De breuk met de oude rol blijkt ook uit de veranderde toon richting bondgenoten en rivalen. Opvallend is dat het document veel scherpere taal reserveert voor traditionele bondgenoten (met name in Europa) dan voor strategische tegenstanders als Rusland. Waar Trumps NSS van 2017 en Bidens NSS van 2022 Rusland nog expliciet aanwezen als een van de grootste geopolitieke dreigingen, wordt Moskou nu nauwelijks nog als zodanig gekarakteriseerd. In plaats van Rusland een directe bedreiging te noemen, gebruikt de tekst omschrijvingen als: “veel Europeanen beschouwen Rusland als een existentiële bedreiging” – een formulering die de Amerikaanse alarmbel duidelijk dempt. China wordt evenmin als vijand nummer één bestempeld; in plaats van een ideologische strijd tegen Beijing spreekt de NSS over het nastreven van een “wederzijds voordelige economische relatie” met China. Hiermee laat Washington de ambitie varen om de gehele mondiale orde in lijn met westerse waarden te vormen, en kiest het voor flexibele deals en sferen van invloed. De NSS typeert Trumps buitenlandpolitiek dan ook als “pragmatisch zonder ‘pragmatisch’ te zijn, realistisch zonder ‘realistisch’ te zijn, principieel zonder ‘idealistisch’, en krachtig zonder ‘havikachtig’ te ogen”, volledig “gedreven door wat werkt voor Amerika”. Dit alles onderstreept dat de VS zich niet langer opstellen als onvoorwaardelijke beschermheer van het Westen, maar als één macht die haar belangen afweegt in een wereld met meerdere polen.

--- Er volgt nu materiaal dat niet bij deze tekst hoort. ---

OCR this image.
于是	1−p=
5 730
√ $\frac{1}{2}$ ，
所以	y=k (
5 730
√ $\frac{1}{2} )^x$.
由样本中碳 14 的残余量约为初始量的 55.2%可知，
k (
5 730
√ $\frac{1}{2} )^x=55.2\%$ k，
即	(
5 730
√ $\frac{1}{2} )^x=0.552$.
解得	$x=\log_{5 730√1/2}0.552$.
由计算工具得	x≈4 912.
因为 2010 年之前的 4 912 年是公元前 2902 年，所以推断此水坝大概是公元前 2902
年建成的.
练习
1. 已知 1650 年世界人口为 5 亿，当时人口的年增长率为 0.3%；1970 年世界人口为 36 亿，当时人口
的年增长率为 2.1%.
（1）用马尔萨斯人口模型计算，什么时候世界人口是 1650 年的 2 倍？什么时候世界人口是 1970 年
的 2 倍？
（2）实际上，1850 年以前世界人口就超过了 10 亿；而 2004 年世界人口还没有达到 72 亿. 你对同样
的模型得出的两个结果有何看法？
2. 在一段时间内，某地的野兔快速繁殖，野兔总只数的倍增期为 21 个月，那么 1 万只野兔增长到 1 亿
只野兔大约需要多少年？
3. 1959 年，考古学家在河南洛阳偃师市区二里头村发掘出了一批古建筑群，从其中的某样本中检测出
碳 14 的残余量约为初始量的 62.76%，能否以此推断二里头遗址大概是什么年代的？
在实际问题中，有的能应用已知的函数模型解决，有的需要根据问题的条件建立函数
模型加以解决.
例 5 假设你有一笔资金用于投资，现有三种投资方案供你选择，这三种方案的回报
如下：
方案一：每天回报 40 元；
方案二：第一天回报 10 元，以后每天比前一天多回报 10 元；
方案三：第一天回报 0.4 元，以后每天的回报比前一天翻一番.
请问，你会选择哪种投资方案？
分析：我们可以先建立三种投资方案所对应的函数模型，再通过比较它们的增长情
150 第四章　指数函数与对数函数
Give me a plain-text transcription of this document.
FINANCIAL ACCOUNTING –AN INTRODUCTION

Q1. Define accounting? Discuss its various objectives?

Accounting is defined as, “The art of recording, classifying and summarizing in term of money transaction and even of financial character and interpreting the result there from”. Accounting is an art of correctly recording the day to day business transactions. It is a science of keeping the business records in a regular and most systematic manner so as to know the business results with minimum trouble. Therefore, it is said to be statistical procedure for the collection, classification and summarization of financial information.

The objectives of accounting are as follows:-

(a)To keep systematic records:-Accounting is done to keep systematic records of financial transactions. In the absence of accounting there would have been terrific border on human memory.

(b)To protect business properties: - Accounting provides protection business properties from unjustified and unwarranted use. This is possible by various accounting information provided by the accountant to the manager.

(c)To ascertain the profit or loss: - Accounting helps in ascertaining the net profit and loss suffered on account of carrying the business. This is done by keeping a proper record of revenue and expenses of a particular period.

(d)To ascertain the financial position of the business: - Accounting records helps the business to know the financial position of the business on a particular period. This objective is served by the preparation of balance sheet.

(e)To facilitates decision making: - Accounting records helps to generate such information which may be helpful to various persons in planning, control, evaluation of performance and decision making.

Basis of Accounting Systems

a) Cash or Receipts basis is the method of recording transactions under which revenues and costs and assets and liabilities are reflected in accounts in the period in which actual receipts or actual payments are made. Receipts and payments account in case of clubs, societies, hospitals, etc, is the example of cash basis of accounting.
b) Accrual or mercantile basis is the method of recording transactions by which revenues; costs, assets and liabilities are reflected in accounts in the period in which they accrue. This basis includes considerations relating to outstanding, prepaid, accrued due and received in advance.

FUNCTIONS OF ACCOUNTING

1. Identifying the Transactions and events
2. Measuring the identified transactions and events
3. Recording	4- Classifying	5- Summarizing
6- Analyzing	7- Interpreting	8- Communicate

Erkenning van een multipolaire wereldorde
Het meest fundamentele aan NSS 2025 is dat het expliciet erkent dat we ons in een multipolaire wereld bevinden iets wat vorige Amerikaanse regeringen zelden hardop hebben toegegeven. In de tekst staat bijvoorbeeld dat “de buitenproportionele invloed van grotere, rijkere en sterkere naties een tijdloze waarheid van internationale verhoudingen is”, hetgeen de VS ertoe brengt “het noodlottige concept van wereldwijde dominantie van de hand te wijzen” ten gunste van “globale en regionale machtsbalansen”. Met andere woorden, Washington aanvaardt dat het niet langer overal de dominante speler kan of wil zijn, en dat andere grootmachten (zoals China, Rusland, maar ook regionale spelers als India) hun eigen zones van invloed zullen hebben.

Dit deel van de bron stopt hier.